Постепенно я вошел в круг молодежи, регулярно бывавшей на «Бродвее». Но произошло это лишь после того, как мне удалось хоть как-то «прибрахлиться». На деньги, сэкономленные от школьных «завтраков», купить приличную вещь было невозможно. Оставалось либо воровать, либо просить у родителей. С воровством у меня как-то не сложилось, очевидно по генотипу, — родители всегда были честными трудящимися людьми, и я, не смотря на воровское дворовое окружение, жуликом не стал. Ну, а просить у отца деньги на стильные шмотки, зная его отношение ко всему этому, было делом нелегким. Тем не менее, он очевидно так любил меня, что не мог отказать мне в этих просьбах, и сам ходил со мной по портным и комиссионкам, куда я его затаскивал, если находил что-либо подходящее. Гораздо сложнее было купить хорошую вещь, если ее продавали «с рук», друзья-фарцовщики. На такие покупки анонимного характера отец денег принципиально никогда не давал. Но, имея небольшой гардероб, пуская что-то в обмен или продавая, можно было свою одежду обновлять и улучшать постоянно. Важным элементом внешности для чувака, помимо одежды и обуви, была прическа. Официальной формой волос советских людей тогда был так называемый «политический зачес», «бокс» или «полубокс». Главное, чтобы сзади, на затылке было все аккуратно выбрито. Длинные волосы, свисающие на шею или, не приведи Господь, на плечи — считалось недопустимым и приравнивалось к чему-то антиобщественному. Вообще, длина волос и ширина брюк почему-то всегда были меркой политического состояния советского человека.

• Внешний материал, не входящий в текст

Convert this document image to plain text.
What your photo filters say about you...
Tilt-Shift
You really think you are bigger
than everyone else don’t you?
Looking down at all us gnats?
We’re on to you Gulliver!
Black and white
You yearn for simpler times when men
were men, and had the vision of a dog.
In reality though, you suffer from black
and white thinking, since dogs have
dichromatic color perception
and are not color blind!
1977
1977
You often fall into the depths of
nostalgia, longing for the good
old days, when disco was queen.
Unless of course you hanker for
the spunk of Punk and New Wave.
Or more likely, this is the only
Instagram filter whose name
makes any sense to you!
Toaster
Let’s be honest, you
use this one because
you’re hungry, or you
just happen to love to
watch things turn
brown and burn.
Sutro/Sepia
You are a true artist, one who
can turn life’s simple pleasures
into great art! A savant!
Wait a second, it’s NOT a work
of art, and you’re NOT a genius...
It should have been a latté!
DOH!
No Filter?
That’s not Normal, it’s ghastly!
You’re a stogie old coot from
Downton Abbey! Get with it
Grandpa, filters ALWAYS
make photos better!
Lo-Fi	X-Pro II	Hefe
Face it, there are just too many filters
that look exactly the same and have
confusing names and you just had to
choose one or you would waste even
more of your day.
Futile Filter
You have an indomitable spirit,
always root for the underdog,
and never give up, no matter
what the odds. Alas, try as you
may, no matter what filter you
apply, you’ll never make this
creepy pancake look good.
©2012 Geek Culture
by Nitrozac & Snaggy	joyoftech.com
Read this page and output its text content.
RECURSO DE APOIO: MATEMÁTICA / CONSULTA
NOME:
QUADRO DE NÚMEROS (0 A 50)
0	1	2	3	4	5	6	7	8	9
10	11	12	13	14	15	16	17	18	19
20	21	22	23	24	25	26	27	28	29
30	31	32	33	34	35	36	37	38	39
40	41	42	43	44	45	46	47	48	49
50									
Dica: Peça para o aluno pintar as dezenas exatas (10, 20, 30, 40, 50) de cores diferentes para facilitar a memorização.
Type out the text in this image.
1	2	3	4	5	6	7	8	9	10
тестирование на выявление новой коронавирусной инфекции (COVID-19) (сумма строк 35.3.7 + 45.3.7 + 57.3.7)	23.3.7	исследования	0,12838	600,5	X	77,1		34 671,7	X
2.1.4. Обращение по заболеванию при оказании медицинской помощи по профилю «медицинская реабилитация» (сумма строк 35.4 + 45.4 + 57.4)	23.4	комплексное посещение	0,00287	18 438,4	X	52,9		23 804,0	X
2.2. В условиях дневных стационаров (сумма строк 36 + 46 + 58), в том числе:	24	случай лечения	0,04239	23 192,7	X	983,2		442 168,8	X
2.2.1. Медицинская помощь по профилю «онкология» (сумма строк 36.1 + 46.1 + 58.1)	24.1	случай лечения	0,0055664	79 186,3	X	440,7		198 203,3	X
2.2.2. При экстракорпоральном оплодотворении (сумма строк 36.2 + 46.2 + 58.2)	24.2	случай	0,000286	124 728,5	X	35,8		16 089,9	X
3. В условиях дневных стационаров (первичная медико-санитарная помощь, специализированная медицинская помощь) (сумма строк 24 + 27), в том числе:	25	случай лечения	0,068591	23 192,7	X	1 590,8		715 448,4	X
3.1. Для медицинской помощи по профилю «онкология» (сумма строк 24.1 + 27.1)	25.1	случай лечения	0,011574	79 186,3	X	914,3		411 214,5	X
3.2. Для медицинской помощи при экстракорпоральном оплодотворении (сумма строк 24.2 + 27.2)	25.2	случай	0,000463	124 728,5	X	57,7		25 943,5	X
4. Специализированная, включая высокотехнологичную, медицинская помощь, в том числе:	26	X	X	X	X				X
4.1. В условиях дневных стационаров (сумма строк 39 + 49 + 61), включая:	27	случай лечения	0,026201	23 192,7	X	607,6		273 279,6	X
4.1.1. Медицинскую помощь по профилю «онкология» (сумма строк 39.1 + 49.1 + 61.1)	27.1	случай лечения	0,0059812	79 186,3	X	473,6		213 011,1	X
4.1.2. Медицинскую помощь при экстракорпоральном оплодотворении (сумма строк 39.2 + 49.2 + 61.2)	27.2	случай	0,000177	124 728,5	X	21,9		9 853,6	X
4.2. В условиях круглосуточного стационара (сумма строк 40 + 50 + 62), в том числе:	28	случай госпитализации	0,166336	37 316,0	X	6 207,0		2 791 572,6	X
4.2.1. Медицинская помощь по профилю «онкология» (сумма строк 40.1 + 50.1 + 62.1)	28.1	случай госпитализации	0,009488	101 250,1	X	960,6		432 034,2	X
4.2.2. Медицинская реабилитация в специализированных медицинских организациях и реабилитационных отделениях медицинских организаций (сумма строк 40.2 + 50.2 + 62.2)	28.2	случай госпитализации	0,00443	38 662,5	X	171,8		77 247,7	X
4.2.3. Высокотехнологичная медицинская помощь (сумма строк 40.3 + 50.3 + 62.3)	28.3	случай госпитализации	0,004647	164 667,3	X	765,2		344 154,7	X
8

Начав ходить на «Бродвей», я принял мужественное решение, отрастить волосы «под — Тарзана», а впереди делать «кок» с пробором, а иногда, в особо важных случаях, — и два пробора по обе стороны от «кока». Если в первое время моей бродвейской жизни мне удавалось все это скрывать от школьного начальства, посещая уроки в обычной одежде, то с прической я уже бросал вызов обществу. В десятом классе я стал иногда приходить в школу заодно и в вызывающе-стильной бродвейской одежде. Терять мне было нечего, я учился специально на «тройки», не претендуя ни на что. Реакция учителей была соответствующей, родители на повестки о вызовах в школу откликаться перестали, сгорая за меня от стыда.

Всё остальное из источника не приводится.